Partners in Prevention Training Conference
Each year, DFPS hosts the Annual Partners in Prevention Training Conference in Central Texas. The conference brings together social service professionals, advocates, educators, law enforcement professionals, child-care professionals, community leaders, and faith leaders interested in improving programs and sharing expertise. The conference is open to prevention and early intervention agencies that contract with DFPS and other prevention service providers and interested parties. The conference was planned in collaboration with the Texas Department of State Health Services, Texas Department of Assistive and Rehabilitative Services, Texas Youth Commission, Texas Education Agency, Texas Health and Human Services Commission, Center for Substance Abuse Prevention, Texas Department of Aging and Disability Services, Texas Juvenile Probation Commission, and the Texas Workforce Commission. About 300 people attended the Partners in Prevention Conference in October 2010.

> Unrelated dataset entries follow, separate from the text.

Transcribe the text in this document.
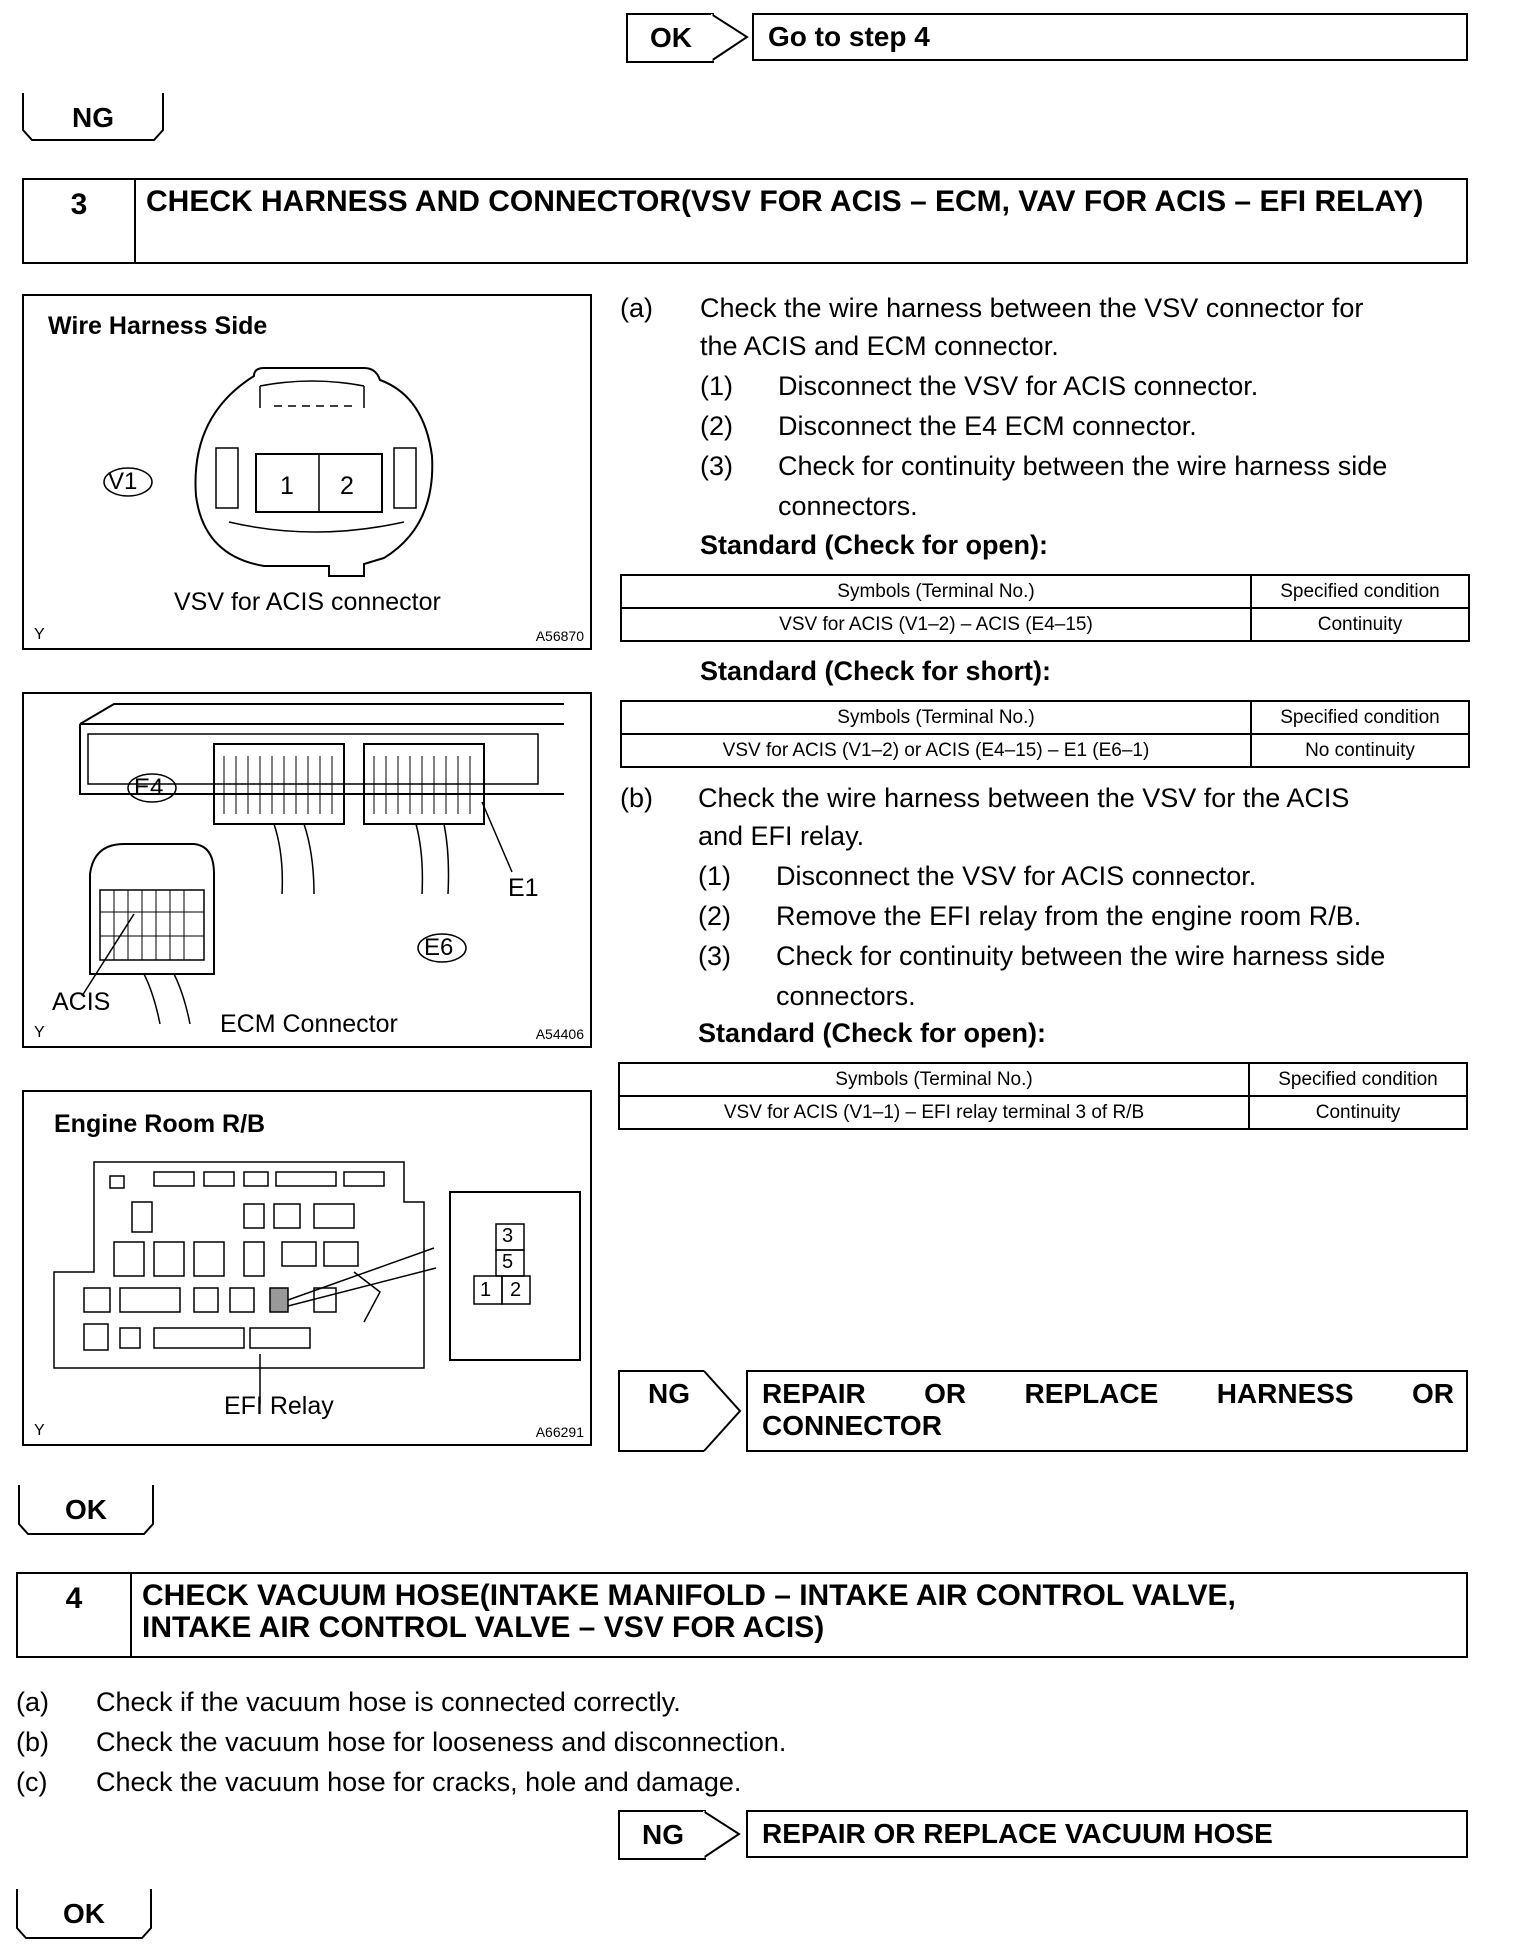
OK	Go to step 4
NG
3	CHECK HARNESS AND CONNECTOR(VSV FOR ACIS – ECM, VAV FOR ACIS – EFI RELAY)
Wire Harness Side
V1	1 2
VSV for ACIS connector
Y	A56870
E4
E1
E6
ACIS
ECM Connector
Y	A54406
Engine Room R/B
3
5
1 2
EFI Relay
Y	A66291
(a) Check the wire harness between the VSV connector for
the ACIS and ECM connector.
(1) Disconnect the VSV for ACIS connector.
(2) Disconnect the E4 ECM connector.
(3) Check for continuity between the wire harness side
connectors.
Standard (Check for open):
Symbols (Terminal No.)	Specified condition
VSV for ACIS (V1–2) – ACIS (E4–15)	Continuity
Standard (Check for short):
Symbols (Terminal No.)	Specified condition
VSV for ACIS (V1–2) or ACIS (E4–15) – E1 (E6–1)	No continuity
(b) Check the wire harness between the VSV for the ACIS
and EFI relay.
(1) Disconnect the VSV for ACIS connector.
(2) Remove the EFI relay from the engine room R/B.
(3) Check for continuity between the wire harness side
connectors.
Standard (Check for open):
Symbols (Terminal No.)	Specified condition
VSV for ACIS (V1–1) – EFI relay terminal 3 of R/B	Continuity
NG	REPAIR OR REPLACE HARNESS OR
CONNECTOR
OK
4	CHECK VACUUM HOSE(INTAKE MANIFOLD – INTAKE AIR CONTROL VALVE,
INTAKE AIR CONTROL VALVE – VSV FOR ACIS)
(a) Check if the vacuum hose is connected correctly.
(b) Check the vacuum hose for looseness and disconnection.
(c) Check the vacuum hose for cracks, hole and damage.
NG	REPAIR OR REPLACE VACUUM HOSE
OK
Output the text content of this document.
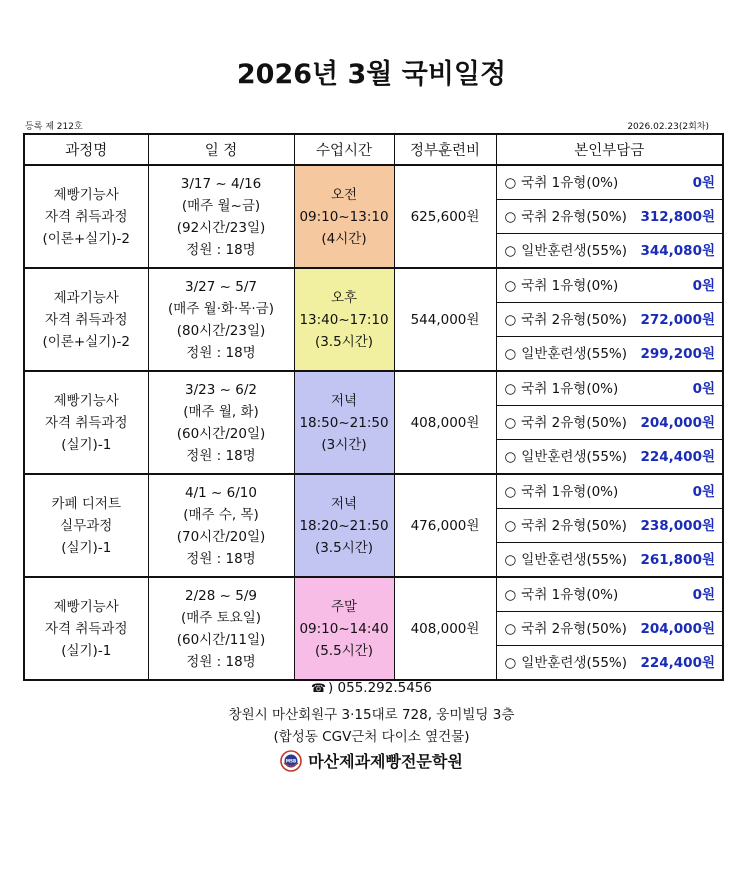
2026년 3월 국비일정
등록 제 212호	2026.02.23(2회차)
과정명	일 정	수업시간	정부훈련비	본인부담금

제빵기능사
자격 취득과정
(이론+실기)-2	3/17 ~ 4/16
(매주 월~금)
(92시간/23일)
정원 : 18명	오전
09:10~13:10
(4시간)	625,600원	○ 국취 1유형(0%) 0원

				○ 국취 2유형(50%) 312,800원

				○ 일반훈련생(55%) 344,080원

제과기능사
자격 취득과정
(이론+실기)-2	3/27 ~ 5/7
(매주 월·화·목·금)
(80시간/23일)
정원 : 18명	오후
13:40~17:10
(3.5시간)	544,000원	○ 국취 1유형(0%) 0원

				○ 국취 2유형(50%) 272,000원

				○ 일반훈련생(55%) 299,200원

제빵기능사
자격 취득과정
(실기)-1	3/23 ~ 6/2
(매주 월, 화)
(60시간/20일)
정원 : 18명	저녁
18:50~21:50
(3시간)	408,000원	○ 국취 1유형(0%) 0원

				○ 국취 2유형(50%) 204,000원

				○ 일반훈련생(55%) 224,400원

카페 디저트
실무과정
(실기)-1	4/1 ~ 6/10
(매주 수, 목)
(70시간/20일)
정원 : 18명	저녁
18:20~21:50
(3.5시간)	476,000원	○ 국취 1유형(0%) 0원

				○ 국취 2유형(50%) 238,000원

				○ 일반훈련생(55%) 261,800원

제빵기능사
자격 취득과정
(실기)-1	2/28 ~ 5/9
(매주 토요일)
(60시간/11일)
정원 : 18명	주말
09:10~14:40
(5.5시간)	408,000원	○ 국취 1유형(0%) 0원

				○ 국취 2유형(50%) 204,000원

				○ 일반훈련생(55%) 224,400원
☎ ) 055.292.5456
창원시 마산회원구 3·15대로 728, 웅미빌딩 3층
(합성동 CGV근처 다이소 옆건물)
MSB 마산제과제빵전문학원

Public Awareness Campaigns
During FY 2011, PEI and other DFPS divisions carried out public awareness campaigns targeting child safety. Those efforts included the "Room to Breathe" campaign, an effort to address factors associated with Sudden Infant Death Syndrome (SIDS) and other unexplained infant death. PEI's conducted community-based outreach on safe infant sleeping that was developed in collaboration with the Texas Department of State Health Services. As part of this effort, PEI distributed a fact sheet titled "Safe Sleep for Babies" and infant onesies and magnets. In July 2010, PEI delivered a train-the-trainer curriculum on safe infant sleep to three target counties to make information available through trusted community partners. In FY 2011,
PEI made the curriculum available statewide. More on this campaign may be found at www.BabyRoomToBreathe.org or www.BebeEspacioParaRespirar.org.